Archimedes Palimpsest Digital Release README Document
- Date:
- October 29, 2008
1 Rights and Conditions of Use
The Archimedes Palimpsest data is released with license for use under Creative Commons Attribution 3.0 Unported Access Rights. It is requested that copies of any published articles based on the information in this data set be sent to The Curator of Manuscripts, The Walters Art Museum, 600 North Charles Street, Baltimore MD 21201.
2 Intended Audience and Consumers
The Archimedes Palimpsest Digital Product is intended to serve any interested user or party. However, its content is focused on serving the following groups.
Scholars of Greek and mathematics
Application providers
Libraries and archives
Image scientists, and scientists in other disciplines interested in the production of the images
3 Digital Project Data Set Purpose
The Archimedes Palimpsest Digital Product provides all the digital information available on the Archimedes Palimpsest in a single digital data set, with a standard structure. Its purposes are threefold:
Serve as the authoritative digital data set of images in a standardized format that meets the needs of users, information providers, archives and libraries.
Provide derived information (i.e. transcriptions, processing information) in the context of digital images of the original manuscript in a single integrated package.
Offer a standard product sustainable by users to which current or future contributors can add additional standardized information (e.g. alternate texts, image analyses or conservation information).
4 Data Set Contents
This data set consists of:
a core content set digital images and transcriptions of the Archimedes Palimpsest, each with accompanying metadata and checksums
project-generated and third-party documentation of all included components
supporting functional files, including XML schemas, and cascading style sheet files
supplemental versions of the transcriptions by treatise and work
a directory for researcher contributed content files, not a part of the core data set
4.1 Core Data Content
The core content of images and supporting transcriptions is the focus of the Digital Product. For each folio, a comprehensive set of registered images is provided of the palimpsest. Available transcriptions are provided to support use of the images.
For this release, the core data includes:
Image data consisting of large 8-bit image files, including requantized raw images, processed pseudo-color images, registered Heiberg images andregistered XRF images. All these files include embedded metadata and metadata files. (Note: The original 16-bit Archimedes Palimpsest images are available at http://mirrors.rit.edu/archie/post-2007/HTML_TIFF/ thanks to Imaging Scientist Roger Easton.)
A set of TEI (Text Encoding Initiative) conformant XML tagged Unicode transcriptions from all Archimede and Hyperides texts, including embedded metadata and associated metadata files.

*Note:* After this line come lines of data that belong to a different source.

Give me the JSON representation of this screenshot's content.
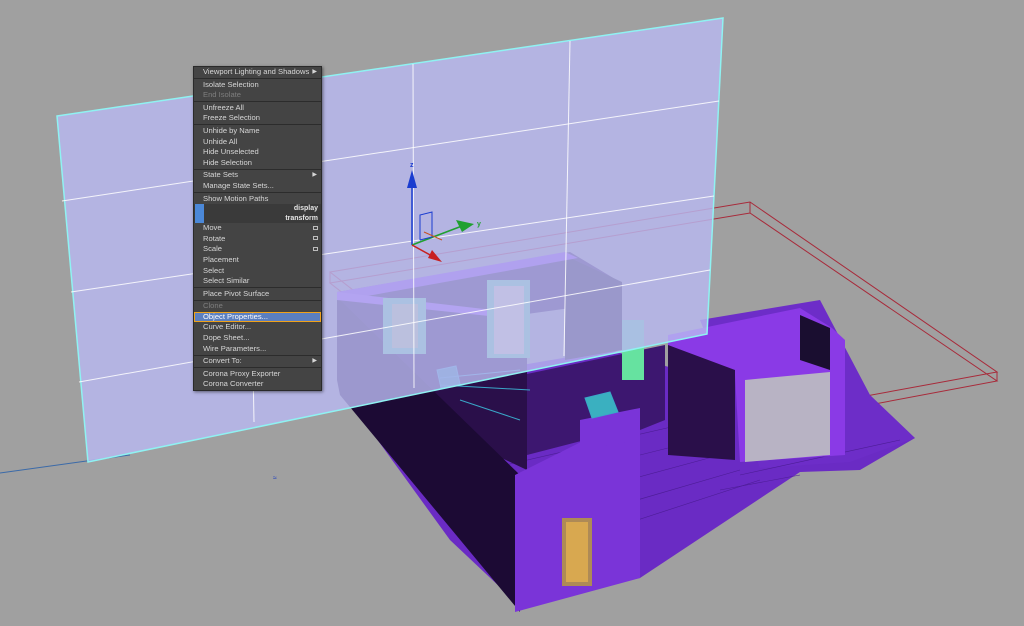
{
  "viewport": {
    "background": "#a0a0a0"
  },
  "gizmo": {
    "z_label": "z",
    "y_label": "y",
    "x_label": "x"
  },
  "quad_menu": {
    "items": [
      {
        "label": "Viewport Lighting and Shadows",
        "submenu": true
      },
      {
        "separator": true
      },
      {
        "label": "Isolate Selection"
      },
      {
        "label": "End Isolate",
        "disabled": true
      },
      {
        "separator": true
      },
      {
        "label": "Unfreeze All"
      },
      {
        "label": "Freeze Selection"
      },
      {
        "separator": true
      },
      {
        "label": "Unhide by Name"
      },
      {
        "label": "Unhide All"
      },
      {
        "label": "Hide Unselected"
      },
      {
        "label": "Hide Selection"
      },
      {
        "separator": true
      },
      {
        "label": "State Sets",
        "submenu": true
      },
      {
        "label": "Manage State Sets..."
      },
      {
        "separator": true
      },
      {
        "label": "Show Motion Paths"
      },
      {
        "header": "display"
      },
      {
        "header": "transform"
      },
      {
        "label": "Move",
        "box": true
      },
      {
        "label": "Rotate",
        "box": true
      },
      {
        "label": "Scale",
        "box": true
      },
      {
        "label": "Placement"
      },
      {
        "label": "Select"
      },
      {
        "label": "Select Similar"
      },
      {
        "separator": true
      },
      {
        "label": "Place Pivot Surface"
      },
      {
        "separator": true
      },
      {
        "label": "Clone",
        "disabled": true
      },
      {
        "label": "Object Properties...",
        "highlighted": true
      },
      {
        "label": "Curve Editor..."
      },
      {
        "label": "Dope Sheet..."
      },
      {
        "label": "Wire Parameters..."
      },
      {
        "separator": true
      },
      {
        "label": "Convert To:",
        "submenu": true
      },
      {
        "separator": true
      },
      {
        "label": "Corona Proxy Exporter"
      },
      {
        "label": "Corona Converter"
      }
    ]
  }
}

Spatially mapped transcriptions for each palimpsest folio of the Archimedes and Hyperides texts.
For each folio in the palimpsest, the data set provides:
All eight-bit raw and processed registered TIFF images for the directory’s folio, including XRF images or images of prints of Heiberg’s 1906 photographs, when they exist, images of photographs of an unfoliated palimpsest leaf from Cambridge University, and an image a negative of folio 57v from the University of Chicago.
For all of the Archimedes and available Hyperides texts, an XML encoded transcription of the directory’s folio spatially mapped to all the registered images in the directory
An XML metadata file for each of the TIFF files in the directory [forthcoming]
An MD5 checksum file for each of the TIFF and XML content files
All file names follow strict naming conventions to facilitate easy identification of file type and content.
The core content set contains folio-by-folio versions of the Netz-Wilson transcriptions of the Archimedes texts, and of the Hyperides texts transcriptions and line-by-line text-to-image spatial mappings in integrated files. These files collect in one place transcription mapping data for all images of a single undertext folio.
In addition to its images and transcriptions, each content directory provides preservation information in the form of:
Metadata embedded in image files
XML metadata files for each image [forthcoming]
Metadata embedded in the mapped transcription file
MD5 checksum data for all TIFF and XML files to ensure their fixity
The metadata for images and transcriptions complies with the Archimedes Palimpsest project metadata standards, which are provided with this set as documentation. The metadata provides investigative, data sharing and scientific information on the images and transitions.
Metadata are data elements about the content, quality, condition, and other characteristics of the data sets that make up the digital holdings. Metadata records are produced according to rules and definitions governing several subtypes:
Identification Information
Spatial Data Reference Information (images and spatial indexes, only)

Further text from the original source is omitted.